Bravura Lambert has a daughter to raise, a tumbledown house to restore, and a struggling business to run. She doesn’t have time to cry over a husband who only shows up when he needs money. She also doesn’t need Tonkiaishawien Redhawk, a Native American artist and wild horse jockey, interfering in her life. So what if he’s charming and helpful and makes her autistic five-year-old giggle until she can’t stand up? Bravura’s husband, Dane, was once all those things too.
When Dane returns to find Tonk’s horses in Bravura’s pasture and his tools in her shed, he insists on moving back home. Despite his faults, Bravura longs to make her marriage work—after all, she took a vow.
Hearth Song is #2 in the Home in the Hills books. I hadn’t read the first one and it didn’t matter as this was easy to read as it stands.
Bravera is a plucky, hardworking woman – following in her father’s footsteps she is an excellent builder and businesswoman.
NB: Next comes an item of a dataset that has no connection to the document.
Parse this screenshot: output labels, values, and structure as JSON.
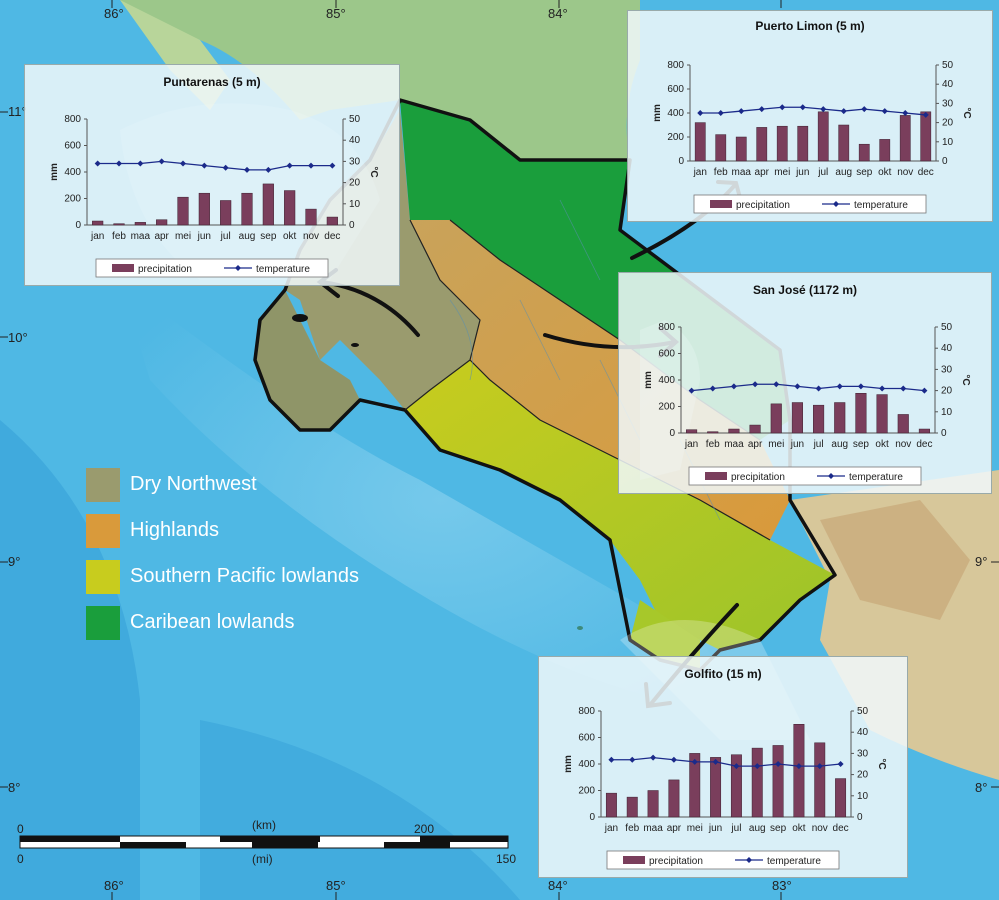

She has a daughter Lily who is a live wire and rarely still. She has been diagnosed with Asperger’s syndrome, although Bravura is not quite sure the diagnosis fits. However her knowledge of horses surpasses most. The only thing Bravera hasn’t got going for her is that she married a con vincing male who is weak and thinks the world owes him. And most of all Bravera owes him. He is a blind spot that Bravera has and in spite of what she hears and sees, seems to swallow it. Mostly!
Tonkaiashawien is a recovering alcoholic with a somewhat difficult upbringing. He is also a gifted artist and in touch with his American Indian values and customs. He senses in Lily a wise spirit, and bonds with her. Lily of course is delighted, she is drawn to him and his horses.
I liked the American Indian aspect to this story, and Lily who delights in animals and is deeply loved by most of the adults she knows. I love the cover of the book, although just not quite decided as to how well matched it is to the story. The ending was a little surprising and very satisfying.